CBC REPORT: A Quebec municipality is making an almighty effort to get donations to fight a court ruling banning prayers at city council.
An illustration of Jesus Christ himself sits on the city's Internet page, his eyes questioning and palm open, above a French-language logo that translates as "Donations, prayer on trial."
Click on the Messiah and another page opens up, where several handy payment options are offered including cheques delivered in person and donations by phone and Internet.
Saguenay Mayor Jean Tremblay says the very future of Quebec's francophone culture and Roman Catholic heritage are at stake.
In a verdict rendered last week, Quebec's human-rights tribunal ordered the crucifix removed from Saguenay's assembly room, demanded an end to prayers at council meetings, and asked the city to pay $30,000 in penalties. It ordered that the sum be paid to the citizen who complained about the prayers.
But Saguenay city hall is fighting back.
"Where are we French-Canadians going with our values?" Tremblay asked during a fiery statement to reporters announcing the appeal bid Wednesday.
"Where will we French-Canadians be in 50 years?"
Although the request for appeal hasn't been filed yet, Tremblay says the city's lawyers believe it stands a good chance.
It's the latest salvo is the bubbling debate over identity in Quebec, which has seen one controversy after another about how much tolerance should be shown for other people's religious views.
Occasionally the debate focuses, as it has in Saguenay, on the habits of the traditional francophone Roman Catholic majority. More often, though, it has been about Muslim women's veils and Sikhs' ceremonial daggers.

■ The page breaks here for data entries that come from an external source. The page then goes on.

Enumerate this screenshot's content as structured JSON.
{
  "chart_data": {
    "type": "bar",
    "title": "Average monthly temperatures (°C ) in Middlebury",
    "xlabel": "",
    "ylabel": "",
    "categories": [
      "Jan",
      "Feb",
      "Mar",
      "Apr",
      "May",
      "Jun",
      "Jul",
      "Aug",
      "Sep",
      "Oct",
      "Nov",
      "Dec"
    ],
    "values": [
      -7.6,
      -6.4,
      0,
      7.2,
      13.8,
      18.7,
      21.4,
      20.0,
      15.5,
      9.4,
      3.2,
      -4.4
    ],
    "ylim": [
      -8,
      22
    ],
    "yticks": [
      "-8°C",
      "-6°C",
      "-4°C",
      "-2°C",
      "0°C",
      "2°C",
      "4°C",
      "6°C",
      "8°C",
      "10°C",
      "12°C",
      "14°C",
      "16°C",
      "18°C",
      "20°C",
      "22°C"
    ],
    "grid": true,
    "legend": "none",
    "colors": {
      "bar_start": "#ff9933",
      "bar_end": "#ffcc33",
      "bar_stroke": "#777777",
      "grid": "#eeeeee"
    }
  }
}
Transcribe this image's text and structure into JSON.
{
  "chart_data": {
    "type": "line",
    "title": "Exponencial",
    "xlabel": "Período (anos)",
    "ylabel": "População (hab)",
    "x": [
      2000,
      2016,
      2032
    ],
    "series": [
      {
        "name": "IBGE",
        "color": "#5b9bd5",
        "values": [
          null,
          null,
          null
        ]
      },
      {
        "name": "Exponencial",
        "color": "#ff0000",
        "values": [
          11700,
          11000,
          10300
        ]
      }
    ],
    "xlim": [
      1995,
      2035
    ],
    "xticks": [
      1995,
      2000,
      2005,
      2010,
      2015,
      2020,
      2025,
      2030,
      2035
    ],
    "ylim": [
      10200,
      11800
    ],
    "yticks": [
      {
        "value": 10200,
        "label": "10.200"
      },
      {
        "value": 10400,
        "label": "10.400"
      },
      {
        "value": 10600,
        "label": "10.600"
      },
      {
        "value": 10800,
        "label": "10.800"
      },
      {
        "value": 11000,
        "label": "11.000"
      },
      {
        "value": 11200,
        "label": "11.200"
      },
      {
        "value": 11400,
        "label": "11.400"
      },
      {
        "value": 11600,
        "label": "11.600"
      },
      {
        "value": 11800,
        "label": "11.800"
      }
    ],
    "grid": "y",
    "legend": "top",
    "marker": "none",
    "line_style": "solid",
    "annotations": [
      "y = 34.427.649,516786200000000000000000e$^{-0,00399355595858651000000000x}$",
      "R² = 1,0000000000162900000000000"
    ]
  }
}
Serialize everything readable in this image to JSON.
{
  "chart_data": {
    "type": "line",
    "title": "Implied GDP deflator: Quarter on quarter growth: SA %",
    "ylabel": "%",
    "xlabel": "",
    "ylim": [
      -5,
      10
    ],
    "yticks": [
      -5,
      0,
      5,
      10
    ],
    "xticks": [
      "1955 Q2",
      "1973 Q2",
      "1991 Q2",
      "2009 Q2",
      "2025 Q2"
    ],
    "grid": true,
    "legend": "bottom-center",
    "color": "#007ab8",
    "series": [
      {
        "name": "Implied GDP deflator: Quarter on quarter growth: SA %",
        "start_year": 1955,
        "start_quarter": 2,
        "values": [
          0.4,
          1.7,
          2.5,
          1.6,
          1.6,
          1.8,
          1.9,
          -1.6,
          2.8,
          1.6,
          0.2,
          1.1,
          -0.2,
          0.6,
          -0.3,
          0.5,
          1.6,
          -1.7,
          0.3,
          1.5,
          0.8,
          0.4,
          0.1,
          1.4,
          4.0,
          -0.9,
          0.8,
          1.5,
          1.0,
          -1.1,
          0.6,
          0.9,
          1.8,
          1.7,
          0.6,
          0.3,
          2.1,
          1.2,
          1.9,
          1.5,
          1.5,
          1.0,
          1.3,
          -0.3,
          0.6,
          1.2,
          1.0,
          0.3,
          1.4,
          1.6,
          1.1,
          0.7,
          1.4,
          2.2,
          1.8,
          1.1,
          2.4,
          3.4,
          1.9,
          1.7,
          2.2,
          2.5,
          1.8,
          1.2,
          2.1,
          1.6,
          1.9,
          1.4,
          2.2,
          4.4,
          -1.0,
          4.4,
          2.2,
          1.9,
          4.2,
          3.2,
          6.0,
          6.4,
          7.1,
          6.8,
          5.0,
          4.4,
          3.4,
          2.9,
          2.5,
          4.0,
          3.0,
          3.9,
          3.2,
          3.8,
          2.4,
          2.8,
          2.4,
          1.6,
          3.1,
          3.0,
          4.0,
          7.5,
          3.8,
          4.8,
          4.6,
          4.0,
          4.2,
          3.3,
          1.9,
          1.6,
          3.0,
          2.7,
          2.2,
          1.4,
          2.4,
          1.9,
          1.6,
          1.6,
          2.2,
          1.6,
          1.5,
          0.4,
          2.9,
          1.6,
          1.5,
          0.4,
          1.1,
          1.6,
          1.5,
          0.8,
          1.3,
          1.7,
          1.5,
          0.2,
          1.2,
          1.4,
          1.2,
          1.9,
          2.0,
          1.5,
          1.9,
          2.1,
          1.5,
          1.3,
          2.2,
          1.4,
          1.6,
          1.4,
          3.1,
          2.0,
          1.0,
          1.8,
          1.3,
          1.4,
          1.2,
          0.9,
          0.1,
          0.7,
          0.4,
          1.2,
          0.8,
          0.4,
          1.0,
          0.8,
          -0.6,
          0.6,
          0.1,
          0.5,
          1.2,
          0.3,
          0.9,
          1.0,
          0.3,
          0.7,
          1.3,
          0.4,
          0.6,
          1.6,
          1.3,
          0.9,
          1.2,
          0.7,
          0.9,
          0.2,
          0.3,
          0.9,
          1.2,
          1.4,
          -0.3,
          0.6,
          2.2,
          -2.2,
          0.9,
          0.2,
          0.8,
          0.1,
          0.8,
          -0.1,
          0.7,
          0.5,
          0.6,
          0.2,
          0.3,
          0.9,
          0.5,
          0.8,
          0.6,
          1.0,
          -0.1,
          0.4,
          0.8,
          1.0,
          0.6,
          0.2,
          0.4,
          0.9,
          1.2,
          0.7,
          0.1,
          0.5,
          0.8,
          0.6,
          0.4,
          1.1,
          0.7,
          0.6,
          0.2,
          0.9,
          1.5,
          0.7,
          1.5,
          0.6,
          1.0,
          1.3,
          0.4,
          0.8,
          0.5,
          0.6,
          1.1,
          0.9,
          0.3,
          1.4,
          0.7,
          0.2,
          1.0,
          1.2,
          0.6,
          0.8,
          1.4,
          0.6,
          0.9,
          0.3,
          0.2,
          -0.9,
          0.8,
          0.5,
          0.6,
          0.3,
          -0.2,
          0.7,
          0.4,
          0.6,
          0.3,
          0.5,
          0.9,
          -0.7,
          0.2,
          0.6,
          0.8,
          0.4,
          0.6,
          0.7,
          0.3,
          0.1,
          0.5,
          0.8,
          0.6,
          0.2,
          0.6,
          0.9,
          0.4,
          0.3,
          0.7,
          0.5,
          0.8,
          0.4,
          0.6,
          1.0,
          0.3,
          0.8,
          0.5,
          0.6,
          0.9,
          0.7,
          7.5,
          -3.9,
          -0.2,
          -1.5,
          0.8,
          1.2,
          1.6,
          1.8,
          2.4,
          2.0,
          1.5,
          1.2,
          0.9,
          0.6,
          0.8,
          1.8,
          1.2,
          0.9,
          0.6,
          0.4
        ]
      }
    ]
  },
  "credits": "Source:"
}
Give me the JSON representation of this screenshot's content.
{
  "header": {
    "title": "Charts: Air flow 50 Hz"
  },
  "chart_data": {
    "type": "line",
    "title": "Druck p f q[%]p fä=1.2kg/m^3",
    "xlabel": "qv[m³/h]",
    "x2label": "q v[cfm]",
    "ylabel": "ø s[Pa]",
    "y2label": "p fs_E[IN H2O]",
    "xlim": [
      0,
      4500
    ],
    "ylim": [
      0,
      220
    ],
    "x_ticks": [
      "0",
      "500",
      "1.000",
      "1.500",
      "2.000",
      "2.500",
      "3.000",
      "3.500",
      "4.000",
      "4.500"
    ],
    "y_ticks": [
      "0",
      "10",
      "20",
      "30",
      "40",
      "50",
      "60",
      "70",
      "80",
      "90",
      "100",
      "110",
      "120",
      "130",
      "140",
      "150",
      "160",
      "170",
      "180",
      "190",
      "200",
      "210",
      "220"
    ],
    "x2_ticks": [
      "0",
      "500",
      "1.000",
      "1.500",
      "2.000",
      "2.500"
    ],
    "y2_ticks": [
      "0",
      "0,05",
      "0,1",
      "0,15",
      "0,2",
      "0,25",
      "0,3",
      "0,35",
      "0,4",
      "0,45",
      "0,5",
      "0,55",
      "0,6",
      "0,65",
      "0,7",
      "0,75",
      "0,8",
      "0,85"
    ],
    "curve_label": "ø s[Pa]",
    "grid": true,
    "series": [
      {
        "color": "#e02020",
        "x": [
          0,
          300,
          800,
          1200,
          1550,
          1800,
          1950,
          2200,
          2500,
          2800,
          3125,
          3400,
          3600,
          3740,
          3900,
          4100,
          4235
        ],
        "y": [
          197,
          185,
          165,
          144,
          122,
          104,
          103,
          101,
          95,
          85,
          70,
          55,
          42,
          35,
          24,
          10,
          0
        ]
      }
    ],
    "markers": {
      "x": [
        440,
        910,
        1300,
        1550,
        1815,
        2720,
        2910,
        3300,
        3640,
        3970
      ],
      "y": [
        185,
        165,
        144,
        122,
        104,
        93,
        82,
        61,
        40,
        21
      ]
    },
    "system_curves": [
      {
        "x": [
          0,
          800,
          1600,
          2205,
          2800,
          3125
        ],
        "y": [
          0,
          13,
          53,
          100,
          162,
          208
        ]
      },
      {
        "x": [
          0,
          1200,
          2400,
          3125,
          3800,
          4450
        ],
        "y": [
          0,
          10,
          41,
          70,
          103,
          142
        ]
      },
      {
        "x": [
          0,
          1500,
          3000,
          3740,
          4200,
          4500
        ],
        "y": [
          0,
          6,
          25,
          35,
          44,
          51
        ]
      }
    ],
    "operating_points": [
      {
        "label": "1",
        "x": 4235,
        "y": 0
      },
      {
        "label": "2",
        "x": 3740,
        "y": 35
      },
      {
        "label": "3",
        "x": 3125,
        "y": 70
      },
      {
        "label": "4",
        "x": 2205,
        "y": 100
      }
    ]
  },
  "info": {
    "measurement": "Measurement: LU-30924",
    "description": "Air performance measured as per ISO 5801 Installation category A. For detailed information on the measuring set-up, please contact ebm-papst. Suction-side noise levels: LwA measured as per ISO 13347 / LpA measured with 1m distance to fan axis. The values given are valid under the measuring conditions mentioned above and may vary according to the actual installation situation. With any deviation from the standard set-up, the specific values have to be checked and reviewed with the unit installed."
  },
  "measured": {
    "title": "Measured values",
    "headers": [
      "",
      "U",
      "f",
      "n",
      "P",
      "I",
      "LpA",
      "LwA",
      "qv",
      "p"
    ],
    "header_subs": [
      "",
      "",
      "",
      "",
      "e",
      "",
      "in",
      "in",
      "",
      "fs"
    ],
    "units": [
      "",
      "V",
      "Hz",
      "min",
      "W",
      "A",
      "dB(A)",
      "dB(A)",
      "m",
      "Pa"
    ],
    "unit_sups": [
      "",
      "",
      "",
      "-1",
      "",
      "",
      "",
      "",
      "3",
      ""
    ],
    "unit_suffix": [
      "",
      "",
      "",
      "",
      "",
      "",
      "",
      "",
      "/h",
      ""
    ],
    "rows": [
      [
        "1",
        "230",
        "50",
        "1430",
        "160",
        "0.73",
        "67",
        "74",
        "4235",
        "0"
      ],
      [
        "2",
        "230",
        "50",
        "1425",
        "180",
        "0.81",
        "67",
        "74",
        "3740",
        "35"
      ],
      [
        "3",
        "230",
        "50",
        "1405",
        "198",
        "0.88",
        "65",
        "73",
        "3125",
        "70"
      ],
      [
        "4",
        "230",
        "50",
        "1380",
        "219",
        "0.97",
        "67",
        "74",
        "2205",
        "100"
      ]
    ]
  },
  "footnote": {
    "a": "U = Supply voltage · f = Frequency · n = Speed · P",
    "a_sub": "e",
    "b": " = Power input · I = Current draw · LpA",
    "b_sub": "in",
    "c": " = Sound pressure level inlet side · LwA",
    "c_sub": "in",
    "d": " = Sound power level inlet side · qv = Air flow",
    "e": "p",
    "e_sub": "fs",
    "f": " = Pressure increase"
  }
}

Last week, members of the provincial legislature unanimously banned the Sikh kirpan from the premises.
The move came after a group of Sikhs scheduled to attend hearings on the wearing of religious headgear were stopped by security guards when the ceremonial daggers tripped metal detectors.
Some legislators said the move was based on security concerns. Some said it was to preserve the national assembly's secular character.
The Parti Quebecois' critic for secularism, however, said Wednesday that she agrees with keeping the crucifix perched above the provincial legislative chamber because it reflects 400 years of history.
Saguenay's mayor was also keen to talk history Wednesday.
In his address to reporters, Tremblay confidently stated that in the entire history of the human race, there had never been a precedent for such persecution as that suffered by his administration.
"In the history of the world, and we verified this just for fun, this has never happened," Tremblay said.
"Not even in antiquity, not even in the Middle Ages — a mayor punished for saying a prayer!"
Tremblay bemoaned the hefty legal fees that an appeal could entail and said he would like to see them paid through donations rather than on the shoulders of taxpayers.
He stressed that he was not a religious "extremist," but merely wanted to fight back against what he perceived to be an imbalance in Quebec society.
He wondered why the majority, francophone Catholics, have to leave their faith at home when minorities seem to enjoy so many rights.
"Here, it seems that reasonable accommodation is good provided it is not for Catholics," he said, pointing out that 90 per cent of his fellow townsfolk are Catholics.